UMBC is a hotbed for cybersecurity talent with more than 1,000 graduates working at the National Security Agency, Joshi said.
While “cybersecurity” is the latest buzzword, the concepts these students learn – keeping data and information out of enemy hands – has existed for decades.
Take, for example, the work of Solomon Golomb, recipient of the 2011 National Medal of Science.
Golomb, who died in May, is best known for inventing mathematical games that served as the inspiration for Tetris.
But it’s his work with cryptography that helped develop early concepts of information security.
Trained as a mathematician, Golomb became fascinated with how algebra, specifically a phenomenon called “nonlinear shift registers,” could be applied to communications.
A shift register, which can be used for cryptographic ciphers, is a transformation of ones and zeroes in which the order of numbers shifts with each repetition.
Hired by the military in 1956, Golomb showed how this tool could be leveraged to create algorithms to secure communications signals.
In his famous list of “Don’ts for Mathematical Modeling,” the tenth catchphrase rings eerily true for the world in which we live:
“Don’t expect that by having named a demon you have destroyed him.”
But when it comes to destroying any evil force, knowledge is power.
“You don’t solve these problems immediately with an unskilled workforce,” said Margaret Leary, director of curriculum for the National Cyberwatch Center, which develops educational standards for cybersecurity.

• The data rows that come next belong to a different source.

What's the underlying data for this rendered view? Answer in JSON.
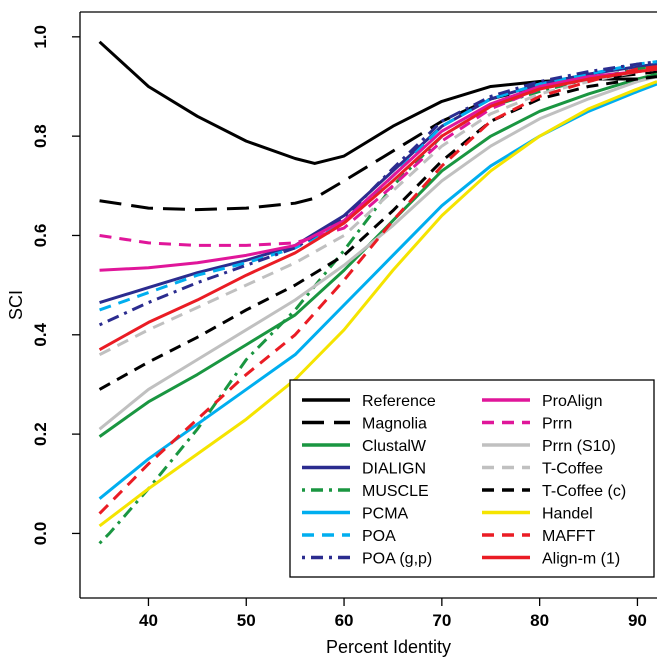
{
  "chart_data": {
    "type": "line",
    "xlabel": "Percent Identity",
    "ylabel": "SCI",
    "xlim": [
      33,
      92
    ],
    "ylim": [
      -0.13,
      1.05
    ],
    "xticks": [
      40,
      50,
      60,
      70,
      80,
      90
    ],
    "yticks": [
      0.0,
      0.2,
      0.4,
      0.6,
      0.8,
      1.0
    ],
    "ytick_labels": [
      "0.0",
      "0.2",
      "0.4",
      "0.6",
      "0.8",
      "1.0"
    ],
    "legend_position": "bottom-right",
    "grid": false,
    "series": [
      {
        "name": "Reference",
        "color": "#000000",
        "dash": "solid",
        "x": [
          35,
          40,
          45,
          50,
          55,
          57,
          60,
          65,
          70,
          75,
          80,
          85,
          90,
          92
        ],
        "y": [
          0.99,
          0.9,
          0.84,
          0.79,
          0.755,
          0.745,
          0.76,
          0.82,
          0.87,
          0.9,
          0.91,
          0.915,
          0.915,
          0.92
        ]
      },
      {
        "name": "Magnolia",
        "color": "#000000",
        "dash": "longdash",
        "x": [
          35,
          40,
          45,
          50,
          55,
          57,
          60,
          65,
          70,
          75,
          80,
          85,
          90,
          92
        ],
        "y": [
          0.67,
          0.655,
          0.652,
          0.655,
          0.665,
          0.675,
          0.71,
          0.77,
          0.83,
          0.875,
          0.9,
          0.915,
          0.925,
          0.93
        ]
      },
      {
        "name": "ClustalW",
        "color": "#1a9641",
        "dash": "solid",
        "x": [
          35,
          40,
          45,
          50,
          55,
          60,
          65,
          70,
          75,
          80,
          85,
          90,
          92
        ],
        "y": [
          0.195,
          0.265,
          0.32,
          0.38,
          0.44,
          0.53,
          0.63,
          0.73,
          0.8,
          0.85,
          0.885,
          0.915,
          0.925
        ]
      },
      {
        "name": "DIALIGN",
        "color": "#2b2c8f",
        "dash": "solid",
        "x": [
          35,
          40,
          45,
          50,
          55,
          60,
          65,
          70,
          75,
          80,
          85,
          90,
          92
        ],
        "y": [
          0.465,
          0.495,
          0.525,
          0.55,
          0.58,
          0.64,
          0.73,
          0.82,
          0.875,
          0.905,
          0.925,
          0.94,
          0.945
        ]
      },
      {
        "name": "MUSCLE",
        "color": "#1a9641",
        "dash": "dotdash",
        "x": [
          35,
          36,
          40,
          45,
          50,
          55,
          60,
          65,
          70,
          75,
          80,
          85,
          90,
          92
        ],
        "y": [
          -0.02,
          0.0,
          0.09,
          0.21,
          0.35,
          0.45,
          0.57,
          0.7,
          0.8,
          0.86,
          0.89,
          0.915,
          0.935,
          0.94
        ]
      },
      {
        "name": "PCMA",
        "color": "#00aeef",
        "dash": "solid",
        "x": [
          35,
          40,
          45,
          50,
          55,
          60,
          65,
          70,
          75,
          80,
          85,
          90,
          92
        ],
        "y": [
          0.07,
          0.15,
          0.22,
          0.29,
          0.36,
          0.46,
          0.56,
          0.66,
          0.74,
          0.8,
          0.85,
          0.89,
          0.905
        ]
      },
      {
        "name": "POA",
        "color": "#00aeef",
        "dash": "dash",
        "x": [
          35,
          40,
          45,
          50,
          55,
          60,
          65,
          70,
          75,
          80,
          85,
          90,
          92
        ],
        "y": [
          0.45,
          0.485,
          0.52,
          0.545,
          0.575,
          0.625,
          0.72,
          0.82,
          0.875,
          0.905,
          0.925,
          0.945,
          0.95
        ]
      },
      {
        "name": "POA (g,p)",
        "color": "#2b2c8f",
        "dash": "dotdash",
        "x": [
          35,
          40,
          45,
          50,
          55,
          60,
          65,
          70,
          75,
          80,
          85,
          90,
          92
        ],
        "y": [
          0.42,
          0.465,
          0.505,
          0.54,
          0.575,
          0.635,
          0.735,
          0.83,
          0.88,
          0.91,
          0.93,
          0.945,
          0.95
        ]
      },
      {
        "name": "ProAlign",
        "color": "#e0169a",
        "dash": "solid",
        "x": [
          35,
          40,
          45,
          50,
          55,
          60,
          65,
          70,
          75,
          80,
          85,
          90,
          92
        ],
        "y": [
          0.53,
          0.535,
          0.545,
          0.56,
          0.58,
          0.63,
          0.72,
          0.81,
          0.865,
          0.9,
          0.92,
          0.93,
          0.935
        ]
      },
      {
        "name": "Prrn",
        "color": "#e0169a",
        "dash": "dash",
        "x": [
          35,
          40,
          45,
          50,
          55,
          60,
          65,
          70,
          75,
          80,
          85,
          90,
          92
        ],
        "y": [
          0.6,
          0.585,
          0.58,
          0.58,
          0.585,
          0.615,
          0.7,
          0.79,
          0.855,
          0.895,
          0.915,
          0.93,
          0.935
        ]
      },
      {
        "name": "Prrn (S10)",
        "color": "#c0c0c0",
        "dash": "solid",
        "x": [
          35,
          40,
          45,
          50,
          55,
          60,
          65,
          70,
          75,
          80,
          85,
          90,
          92
        ],
        "y": [
          0.21,
          0.29,
          0.35,
          0.41,
          0.47,
          0.54,
          0.62,
          0.71,
          0.78,
          0.835,
          0.875,
          0.91,
          0.92
        ]
      },
      {
        "name": "T-Coffee",
        "color": "#c0c0c0",
        "dash": "dash",
        "x": [
          35,
          40,
          45,
          50,
          55,
          60,
          65,
          70,
          75,
          80,
          85,
          90,
          92
        ],
        "y": [
          0.36,
          0.41,
          0.455,
          0.5,
          0.545,
          0.6,
          0.69,
          0.78,
          0.845,
          0.885,
          0.91,
          0.93,
          0.935
        ]
      },
      {
        "name": "T-Coffee (c)",
        "color": "#000000",
        "dash": "dash",
        "x": [
          35,
          40,
          45,
          50,
          55,
          60,
          65,
          70,
          75,
          80,
          85,
          90,
          92
        ],
        "y": [
          0.29,
          0.345,
          0.395,
          0.45,
          0.5,
          0.56,
          0.65,
          0.75,
          0.83,
          0.875,
          0.9,
          0.915,
          0.92
        ]
      },
      {
        "name": "Handel",
        "color": "#f5e400",
        "dash": "solid",
        "x": [
          35,
          40,
          45,
          50,
          55,
          60,
          65,
          70,
          75,
          80,
          85,
          90,
          92
        ],
        "y": [
          0.015,
          0.09,
          0.16,
          0.23,
          0.31,
          0.41,
          0.53,
          0.64,
          0.73,
          0.8,
          0.855,
          0.895,
          0.91
        ]
      },
      {
        "name": "MAFFT",
        "color": "#ea1c24",
        "dash": "dash",
        "x": [
          35,
          40,
          45,
          50,
          55,
          60,
          65,
          70,
          75,
          80,
          85,
          90,
          92
        ],
        "y": [
          0.04,
          0.14,
          0.23,
          0.32,
          0.4,
          0.51,
          0.63,
          0.74,
          0.83,
          0.88,
          0.91,
          0.935,
          0.94
        ]
      },
      {
        "name": "Align-m (1)",
        "color": "#ea1c24",
        "dash": "solid",
        "x": [
          35,
          40,
          45,
          50,
          55,
          60,
          65,
          70,
          75,
          80,
          85,
          90,
          92
        ],
        "y": [
          0.37,
          0.425,
          0.47,
          0.52,
          0.565,
          0.625,
          0.71,
          0.8,
          0.86,
          0.895,
          0.915,
          0.93,
          0.935
        ]
      }
    ]
  }
}
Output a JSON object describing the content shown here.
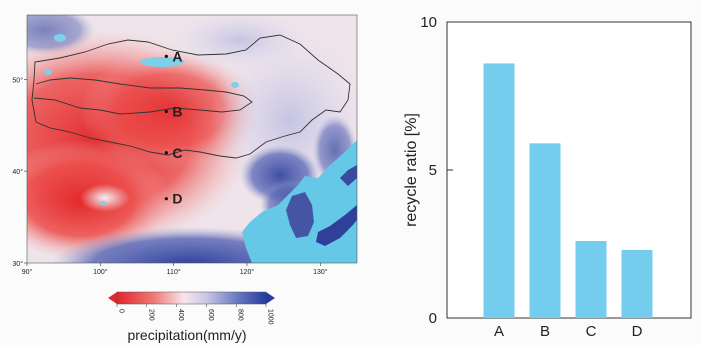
{
  "map_panel": {
    "lat_ticks": [
      "50°",
      "40°",
      "30°"
    ],
    "lon_ticks": [
      "90°",
      "100°",
      "110°",
      "120°",
      "130°"
    ],
    "sites": [
      {
        "label": "A",
        "lon": 109.0,
        "lat": 52.5
      },
      {
        "label": "B",
        "lon": 109.0,
        "lat": 46.5
      },
      {
        "label": "C",
        "lon": 109.0,
        "lat": 42.0
      },
      {
        "label": "D",
        "lon": 109.0,
        "lat": 37.0
      }
    ],
    "colorbar": {
      "label": "precipitation(mm/y)",
      "min": 0,
      "max": 1000,
      "ticks": [
        "0",
        "200",
        "400",
        "600",
        "800",
        "1000"
      ],
      "colors": {
        "low": "#e2262a",
        "mid": "#f3f0f3",
        "high": "#263c9c"
      }
    },
    "colors": {
      "ocean": "#65c8e6",
      "lake": "#6fc9e6",
      "border": "#333333"
    }
  },
  "chart_data": {
    "type": "bar",
    "categories": [
      "A",
      "B",
      "C",
      "D"
    ],
    "values": [
      8.6,
      5.9,
      2.6,
      2.3
    ],
    "ylabel": "recycle ratio [%]",
    "ylim": [
      0,
      10
    ],
    "yticks": [
      0,
      5,
      10
    ],
    "bar_color": "#74cdec"
  }
}
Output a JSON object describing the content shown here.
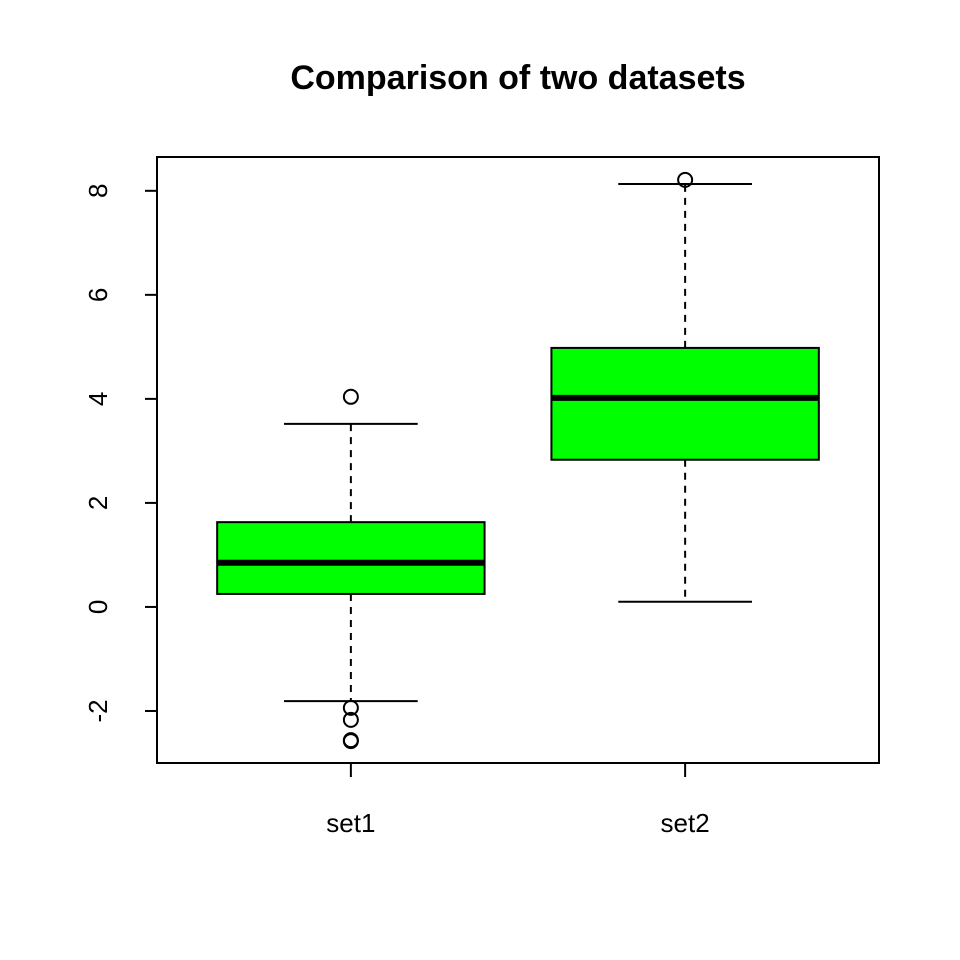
{
  "chart_data": {
    "type": "box",
    "title": "Comparison of two datasets",
    "categories": [
      "set1",
      "set2"
    ],
    "color": "#00ff00",
    "boxes": [
      {
        "whisker_low": -1.81,
        "q1": 0.25,
        "median": 0.85,
        "q3": 1.63,
        "whisker_high": 3.52,
        "outliers": [
          4.04,
          -1.94,
          -2.17,
          -2.56,
          -2.58
        ]
      },
      {
        "whisker_low": 0.1,
        "q1": 2.83,
        "median": 4.02,
        "q3": 4.98,
        "whisker_high": 8.13,
        "outliers": [
          8.21
        ]
      }
    ],
    "ylim": [
      -3,
      8.65
    ],
    "yticks": [
      -2,
      0,
      2,
      4,
      6,
      8
    ]
  }
}
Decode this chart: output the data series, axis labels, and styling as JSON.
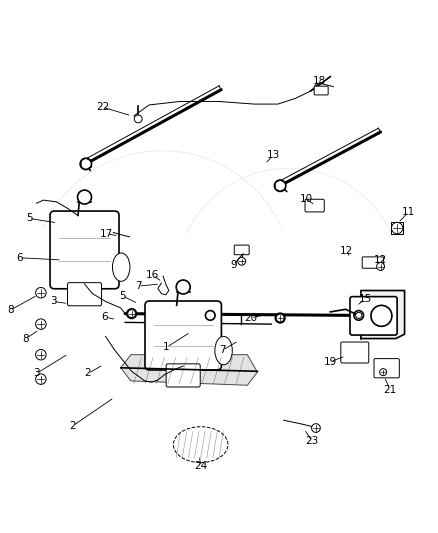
{
  "background_color": "#ffffff",
  "line_color": "#000000",
  "text_color": "#000000",
  "fig_width": 4.38,
  "fig_height": 5.33,
  "dpi": 100,
  "label_data": {
    "1": [
      0.38,
      0.315,
      0.435,
      0.35
    ],
    "2a": [
      0.165,
      0.135,
      0.26,
      0.2
    ],
    "3a": [
      0.082,
      0.255,
      0.155,
      0.3
    ],
    "5a": [
      0.065,
      0.61,
      0.13,
      0.6
    ],
    "6a": [
      0.043,
      0.52,
      0.14,
      0.515
    ],
    "7a": [
      0.315,
      0.455,
      0.365,
      0.46
    ],
    "8a": [
      0.022,
      0.4,
      0.085,
      0.435
    ],
    "9": [
      0.533,
      0.504,
      0.56,
      0.535
    ],
    "10": [
      0.7,
      0.655,
      0.72,
      0.64
    ],
    "11": [
      0.935,
      0.625,
      0.91,
      0.6
    ],
    "12a": [
      0.793,
      0.535,
      0.8,
      0.52
    ],
    "13": [
      0.625,
      0.755,
      0.605,
      0.735
    ],
    "15": [
      0.835,
      0.425,
      0.815,
      0.41
    ],
    "16": [
      0.348,
      0.48,
      0.37,
      0.465
    ],
    "17": [
      0.243,
      0.575,
      0.27,
      0.57
    ],
    "18": [
      0.73,
      0.925,
      0.715,
      0.91
    ],
    "19": [
      0.755,
      0.282,
      0.79,
      0.295
    ],
    "20": [
      0.573,
      0.382,
      0.615,
      0.392
    ],
    "21": [
      0.892,
      0.218,
      0.878,
      0.248
    ],
    "22": [
      0.233,
      0.865,
      0.3,
      0.845
    ],
    "23": [
      0.713,
      0.1,
      0.695,
      0.128
    ],
    "24": [
      0.458,
      0.042,
      0.455,
      0.068
    ]
  },
  "label_data2": {
    "2": [
      0.2,
      0.255,
      0.235,
      0.275
    ],
    "3": [
      0.12,
      0.42,
      0.155,
      0.415
    ],
    "5": [
      0.278,
      0.433,
      0.315,
      0.415
    ],
    "6": [
      0.238,
      0.385,
      0.265,
      0.378
    ],
    "7": [
      0.508,
      0.308,
      0.545,
      0.33
    ],
    "8": [
      0.058,
      0.335,
      0.088,
      0.355
    ],
    "12": [
      0.87,
      0.515,
      0.855,
      0.505
    ]
  },
  "label_display": {
    "1": "1",
    "2a": "2",
    "3a": "3",
    "5a": "5",
    "6a": "6",
    "7a": "7",
    "8a": "8",
    "9": "9",
    "10": "10",
    "11": "11",
    "12a": "12",
    "13": "13",
    "15": "15",
    "16": "16",
    "17": "17",
    "18": "18",
    "19": "19",
    "20": "20",
    "21": "21",
    "22": "22",
    "23": "23",
    "24": "24"
  }
}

Leary also heads Northern Virginia Community College’s cybersecurity program, which offers an Associate of Applied Science degree with 49 credits in IT.
The program’s enrollment has surged from 49 students at the end of the Fall 2014 semester to more than 750 in April.
An AAS can be transferred to a four-year institution, where, Leary said, programs often put policy over practicum.
“Training is a dirty word,” Leary said. “But you can’t write the policy unless you understand the technology on which the policy is being written.”
The same schools, she said, tend to put cybersecurity in their computer science program – another flaw in the system.
“The employers don’t understand the difference between computer science and IT,” she said. “Computer science is the creation of technology. IT is the application of technology to meet a business need.”
With this in mind, Leary, who also consults for the government as a security assessor, often recommends re-training for personnel.